Patch for stable diffusion that let you run it at large resolutions (up to 2992x2992 on 8GB VRAM)

Primary LanguagePythonThe UnlicenseUnlicense

StableDiffusionLargeResPatch

Patch for stable diffusion that let you run it at large resolutions (up to 2992x2992 on 8GB VRAM)

Here's some example images generated using this

Using this with diffusers is simple:

import largeResPatch
with largeResPatch.LargeResPatch(pipe=pipe, width=width, height=height):
    res = pipe([prompt], width=width, height=height)

This does a few things:

  1. Patches diffusers.models.attention.CrossAttention.forward to process the attention in blocks (see attn_slice_x, attn_slice_y, and attn_shape parameters below). This will give different results than the unpatched code because blocks can't see outside themselves, but it still ends up being cohesive. Note that this is only ran for the expensive attention (key dim[1] != 77)
  2. Patches diffusers.models.attention.BasicTransformerBlock.forward so the self.ff(...) call is processed in pieces. This will give identical results to the unpatched code, it's just less memory intensive at the cost of taking a little longer. ff_chunk_size specifies the chunk size.
  3. Patches diffusers.models.vae.AutoencoderKL.decode and diffusers.models.vae.AutoencoderKL.encode to process in patches. Because group norms will be different for each patch, we run two passes: the first pass just stores the output of each of the group norms for each patch. The second pass uses the average statistics over all the patches for the group norms. While this isn't equivalent, in practice it seems to work alright. vae_chunk_size_x and vae_chunk_size_y can be used to specify how large the patches are.
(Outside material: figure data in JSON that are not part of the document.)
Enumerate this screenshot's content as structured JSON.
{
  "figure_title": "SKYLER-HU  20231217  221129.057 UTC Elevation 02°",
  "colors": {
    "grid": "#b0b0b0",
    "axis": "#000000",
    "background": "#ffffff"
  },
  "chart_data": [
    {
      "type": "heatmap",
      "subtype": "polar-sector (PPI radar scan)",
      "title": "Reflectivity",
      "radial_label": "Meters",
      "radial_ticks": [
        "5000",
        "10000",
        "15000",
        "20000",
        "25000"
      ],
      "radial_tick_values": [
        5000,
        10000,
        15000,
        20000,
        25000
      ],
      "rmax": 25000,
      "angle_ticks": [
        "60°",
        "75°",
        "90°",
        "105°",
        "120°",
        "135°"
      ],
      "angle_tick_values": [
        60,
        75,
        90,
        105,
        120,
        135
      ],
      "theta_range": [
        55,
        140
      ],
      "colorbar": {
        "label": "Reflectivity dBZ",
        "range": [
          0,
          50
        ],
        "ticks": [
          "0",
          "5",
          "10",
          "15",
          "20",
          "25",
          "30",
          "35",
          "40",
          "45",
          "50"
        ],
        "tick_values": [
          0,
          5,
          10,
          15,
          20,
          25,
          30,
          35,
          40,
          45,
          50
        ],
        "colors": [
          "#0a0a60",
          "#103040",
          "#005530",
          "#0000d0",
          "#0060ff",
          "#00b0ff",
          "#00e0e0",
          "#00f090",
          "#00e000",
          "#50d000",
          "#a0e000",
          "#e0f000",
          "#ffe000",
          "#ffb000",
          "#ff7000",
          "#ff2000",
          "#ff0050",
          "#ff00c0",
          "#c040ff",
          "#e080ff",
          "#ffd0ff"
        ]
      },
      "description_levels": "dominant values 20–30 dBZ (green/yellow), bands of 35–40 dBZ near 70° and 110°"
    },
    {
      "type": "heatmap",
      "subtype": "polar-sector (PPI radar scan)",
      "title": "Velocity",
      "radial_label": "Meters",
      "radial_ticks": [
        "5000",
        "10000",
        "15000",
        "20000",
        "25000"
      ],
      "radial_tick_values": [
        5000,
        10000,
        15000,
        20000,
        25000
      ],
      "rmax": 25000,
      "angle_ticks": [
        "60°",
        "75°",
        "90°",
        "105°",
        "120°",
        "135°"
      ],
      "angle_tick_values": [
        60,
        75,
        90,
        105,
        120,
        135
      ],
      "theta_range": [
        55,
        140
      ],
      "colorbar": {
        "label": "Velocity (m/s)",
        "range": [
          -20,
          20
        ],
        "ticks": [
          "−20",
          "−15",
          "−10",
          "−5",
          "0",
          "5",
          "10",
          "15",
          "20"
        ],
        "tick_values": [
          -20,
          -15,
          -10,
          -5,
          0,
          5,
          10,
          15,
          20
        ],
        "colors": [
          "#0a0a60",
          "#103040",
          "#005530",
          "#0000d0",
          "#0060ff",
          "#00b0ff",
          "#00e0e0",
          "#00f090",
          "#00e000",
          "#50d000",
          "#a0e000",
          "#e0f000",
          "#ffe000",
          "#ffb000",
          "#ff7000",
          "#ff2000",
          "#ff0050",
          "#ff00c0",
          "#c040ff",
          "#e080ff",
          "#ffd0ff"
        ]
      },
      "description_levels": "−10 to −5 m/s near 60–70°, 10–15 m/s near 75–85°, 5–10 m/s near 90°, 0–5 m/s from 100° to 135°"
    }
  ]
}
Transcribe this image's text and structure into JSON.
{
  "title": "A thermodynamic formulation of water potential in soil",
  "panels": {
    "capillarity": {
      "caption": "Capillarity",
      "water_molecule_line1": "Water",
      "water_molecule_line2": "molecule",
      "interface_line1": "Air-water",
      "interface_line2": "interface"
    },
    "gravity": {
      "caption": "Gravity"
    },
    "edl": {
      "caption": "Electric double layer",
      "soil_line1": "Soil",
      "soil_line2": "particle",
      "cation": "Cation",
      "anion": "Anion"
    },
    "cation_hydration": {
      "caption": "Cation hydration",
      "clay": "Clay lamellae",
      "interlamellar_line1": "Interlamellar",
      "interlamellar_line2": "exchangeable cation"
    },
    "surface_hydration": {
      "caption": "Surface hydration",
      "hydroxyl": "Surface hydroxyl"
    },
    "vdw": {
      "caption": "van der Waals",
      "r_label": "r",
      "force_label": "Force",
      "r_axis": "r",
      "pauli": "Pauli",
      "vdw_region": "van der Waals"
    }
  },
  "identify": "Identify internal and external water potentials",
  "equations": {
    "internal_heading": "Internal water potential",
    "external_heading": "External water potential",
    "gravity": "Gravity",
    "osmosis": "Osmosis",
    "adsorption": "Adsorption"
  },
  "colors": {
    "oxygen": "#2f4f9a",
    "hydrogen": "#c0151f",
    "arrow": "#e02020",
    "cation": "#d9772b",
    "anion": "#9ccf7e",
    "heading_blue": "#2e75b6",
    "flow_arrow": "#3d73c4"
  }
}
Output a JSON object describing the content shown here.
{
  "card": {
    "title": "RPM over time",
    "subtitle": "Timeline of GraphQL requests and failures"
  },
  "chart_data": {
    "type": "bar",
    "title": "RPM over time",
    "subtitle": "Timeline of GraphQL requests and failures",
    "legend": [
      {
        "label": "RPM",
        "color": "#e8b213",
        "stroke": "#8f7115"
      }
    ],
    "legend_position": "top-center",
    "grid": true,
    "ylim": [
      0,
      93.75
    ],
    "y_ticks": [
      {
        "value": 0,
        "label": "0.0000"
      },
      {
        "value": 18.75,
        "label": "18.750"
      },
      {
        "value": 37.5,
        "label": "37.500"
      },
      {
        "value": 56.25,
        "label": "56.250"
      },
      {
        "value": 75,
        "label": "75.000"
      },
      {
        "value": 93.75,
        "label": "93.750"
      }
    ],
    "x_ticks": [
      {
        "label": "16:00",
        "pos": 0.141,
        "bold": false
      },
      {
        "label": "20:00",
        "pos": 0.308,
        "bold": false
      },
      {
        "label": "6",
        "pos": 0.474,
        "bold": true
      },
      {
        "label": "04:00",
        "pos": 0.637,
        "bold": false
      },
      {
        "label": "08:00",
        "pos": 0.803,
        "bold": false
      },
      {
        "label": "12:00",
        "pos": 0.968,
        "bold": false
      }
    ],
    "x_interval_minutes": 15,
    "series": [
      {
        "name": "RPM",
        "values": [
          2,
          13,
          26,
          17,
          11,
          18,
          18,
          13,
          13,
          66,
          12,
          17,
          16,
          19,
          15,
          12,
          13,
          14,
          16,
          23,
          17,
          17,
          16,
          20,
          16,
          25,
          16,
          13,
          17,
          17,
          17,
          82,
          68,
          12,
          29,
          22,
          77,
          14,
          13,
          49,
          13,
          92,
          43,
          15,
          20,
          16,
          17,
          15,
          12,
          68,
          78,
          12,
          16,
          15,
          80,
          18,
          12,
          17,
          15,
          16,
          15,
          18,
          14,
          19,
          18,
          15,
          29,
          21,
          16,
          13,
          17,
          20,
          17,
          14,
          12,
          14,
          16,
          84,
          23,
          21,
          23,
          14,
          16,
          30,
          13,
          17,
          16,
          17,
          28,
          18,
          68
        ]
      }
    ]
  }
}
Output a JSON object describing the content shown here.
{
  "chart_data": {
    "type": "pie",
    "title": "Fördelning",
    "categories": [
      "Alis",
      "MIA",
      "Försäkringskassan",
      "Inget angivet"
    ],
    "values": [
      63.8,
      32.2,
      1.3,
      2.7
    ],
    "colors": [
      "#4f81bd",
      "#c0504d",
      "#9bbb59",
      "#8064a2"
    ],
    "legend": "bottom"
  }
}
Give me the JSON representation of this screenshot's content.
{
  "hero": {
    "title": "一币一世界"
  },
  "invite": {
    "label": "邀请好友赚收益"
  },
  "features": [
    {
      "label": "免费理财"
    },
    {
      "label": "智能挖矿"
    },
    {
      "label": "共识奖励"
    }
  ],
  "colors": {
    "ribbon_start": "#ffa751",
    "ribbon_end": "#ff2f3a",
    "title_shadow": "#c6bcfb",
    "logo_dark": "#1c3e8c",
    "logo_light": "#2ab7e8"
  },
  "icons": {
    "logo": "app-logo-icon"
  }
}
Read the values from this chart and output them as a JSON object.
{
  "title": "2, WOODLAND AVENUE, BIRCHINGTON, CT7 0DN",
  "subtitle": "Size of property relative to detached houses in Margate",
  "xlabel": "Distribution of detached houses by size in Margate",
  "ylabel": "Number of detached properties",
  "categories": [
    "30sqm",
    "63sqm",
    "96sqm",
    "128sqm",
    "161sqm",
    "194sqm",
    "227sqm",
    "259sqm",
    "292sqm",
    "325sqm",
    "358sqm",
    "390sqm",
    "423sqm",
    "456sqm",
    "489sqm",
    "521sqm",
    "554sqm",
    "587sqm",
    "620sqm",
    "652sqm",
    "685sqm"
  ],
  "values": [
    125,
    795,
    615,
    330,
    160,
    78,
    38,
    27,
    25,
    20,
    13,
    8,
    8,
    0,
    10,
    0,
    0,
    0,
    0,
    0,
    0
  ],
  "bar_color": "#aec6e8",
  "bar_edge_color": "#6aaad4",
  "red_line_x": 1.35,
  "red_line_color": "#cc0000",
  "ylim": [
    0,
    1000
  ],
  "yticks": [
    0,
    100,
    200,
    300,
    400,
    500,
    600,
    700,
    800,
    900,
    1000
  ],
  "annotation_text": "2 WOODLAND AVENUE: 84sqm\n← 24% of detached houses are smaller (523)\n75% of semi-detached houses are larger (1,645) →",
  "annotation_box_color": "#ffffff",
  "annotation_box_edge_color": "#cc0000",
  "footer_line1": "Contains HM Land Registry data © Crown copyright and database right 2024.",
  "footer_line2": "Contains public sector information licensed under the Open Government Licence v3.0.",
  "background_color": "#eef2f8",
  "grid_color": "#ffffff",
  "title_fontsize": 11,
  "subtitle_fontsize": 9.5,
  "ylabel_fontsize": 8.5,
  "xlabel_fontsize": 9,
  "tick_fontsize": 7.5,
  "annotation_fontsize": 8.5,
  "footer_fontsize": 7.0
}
The attn_shape parameter can be 'brick' or 'tile'. The 'brick' mode alternates between these four tilings, with bricks of size attn_slice_x*2, attn_slice_y for horizontal and attn_slice_x, attn_slice_y*2 for vertical. I chose these tilings because it ensures that the information can eventually trickle throughout the whole image.

Brick tiling patterns

You can call largeResPatch.viewBricks(width=512, height=512, attn_slice_x=64, attn_slice_y=64, outPath='example.png') (for example) to see what the brick tilings will look like for given parameters.

The tile mode is in progress and not recommended, right now it just does the trivial thing of making attn_slice_x, attn_slice_y patches. I'm going to make it offset them every other input, which should help with some artifacts.

Note, width and height need to be divisible by 16 (TODO: fix this).